Policing the English Language
Article audio sponsored by The John Birch Society

“Quangos,” which means “quasi autonomous non-governmental organizations,” have enacted word-banning speech codes on the spectre’d isle that are so comical that they can hardly be believed.

Among the words on the blacklist, the Times of London reports, are “black day” and most likely other terms beginning with black because it gives the term black a negative connotation, which might offend, well, blacks. This, of course, raises the question of whether blacks even want to be called black given this state of emergency, but save that one for another day.

“Black day,” according to the Northern Ireland Human Rights Commission, must be replaced with “miserable day.” No one, you see, wants to create a “hierarchical valuation of skin colour,” and the quango “even urges employees to be mindful of the term ‘ethnic minority’ because it can imply ‘something smaller and less important’.” As the Belfast Telegraph reported, “Staff have been advised that certain phrases could carry a hierarchical value. The general advice is consider sensibly how language might be perceived by people and think about how certain phrases could cause offence.”

The Times also reports on the South West Regional Development Agency. Says the SWRDA, “Terms such as ‘black sheep of the family’, ‘black looks’ and ‘black mark’ have no direct link to skin colour but potentially serve to reinforce a negative view of all things black. Equally, certain terms imply a negative image of ‘black’ by reinforcing the positive aspects of white. For example, in the context of being above suspicion, the phrase ‘whiter than white’ is often used. Purer than pure or cleaner than clean are alternatives which do not infer that anything other than white should be regarded with suspicion.”

It doesn’t stop there. London’s National Gallery has banned “gentleman’s agreement,” and not because of the novel and Gregory Peck movie of the same name, which explores anti-Semitism. It’s the “gentleman” that won’t do. So a gentleman’s agreement is now an agreement “based on trust.” Nor will the gallery ever have another “right hand man.” With all due respect to fiddle activists, second fiddles will become the “second in command.”

Until recently, something called the Learning and Skills Council, which “exists to make England better skilled and more competitive,” was suffering an even more inconspicuous chink in its linguistic armor.
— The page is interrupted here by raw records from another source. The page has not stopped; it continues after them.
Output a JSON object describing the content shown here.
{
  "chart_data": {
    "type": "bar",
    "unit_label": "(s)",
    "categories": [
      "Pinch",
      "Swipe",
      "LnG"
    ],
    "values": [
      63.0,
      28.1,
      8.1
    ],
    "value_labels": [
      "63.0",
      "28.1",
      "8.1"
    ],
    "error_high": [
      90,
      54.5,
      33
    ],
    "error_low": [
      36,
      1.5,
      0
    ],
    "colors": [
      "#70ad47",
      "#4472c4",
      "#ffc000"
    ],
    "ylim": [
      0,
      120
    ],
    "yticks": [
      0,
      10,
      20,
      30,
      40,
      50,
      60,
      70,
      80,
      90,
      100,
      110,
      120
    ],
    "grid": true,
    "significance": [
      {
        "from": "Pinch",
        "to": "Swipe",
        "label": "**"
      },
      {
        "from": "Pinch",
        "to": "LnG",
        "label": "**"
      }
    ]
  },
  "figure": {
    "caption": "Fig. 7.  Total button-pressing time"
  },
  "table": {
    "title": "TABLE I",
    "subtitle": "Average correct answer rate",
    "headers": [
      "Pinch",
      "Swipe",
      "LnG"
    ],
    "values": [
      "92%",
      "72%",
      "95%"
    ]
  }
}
But now a task must be “perfected” and not “mastered,” undoubtedly to protect the feelings of slaves, while a university has banned the term “master bedroom.” That perfected and mastered are different words didn’t seem to occur to the learned and skilled wordsmiths at the Learning and Skills Council.

This campaign rather echoes what’s been going on everywhere with speech codes and new translations of the Bible that not only do not refer to God as father but also identify Him as a her. In 1999, a city employee in Washington, D.C., resigned under pressure after using the term “niggardly” at work. Black coworkers didn’t understand the word. He calmly accepted the verdict, and when the mayor offered to let him return to the same job, he refused. In Wilmington, N.C., in 2002, a black parent complained about her daughter’s learning the word in fourth grade, so the principal subsequently banned the word from the classroom and counselors counseled the students. Teaching the students a new word, a deputy school superintendent said, was “an inappropriate action.”

The question is where this leaves the English language. Someone will always be displeased with one word or another. That means mankind doesn’t have a Chinaman’s chance of scrubbing English until it is spic and span.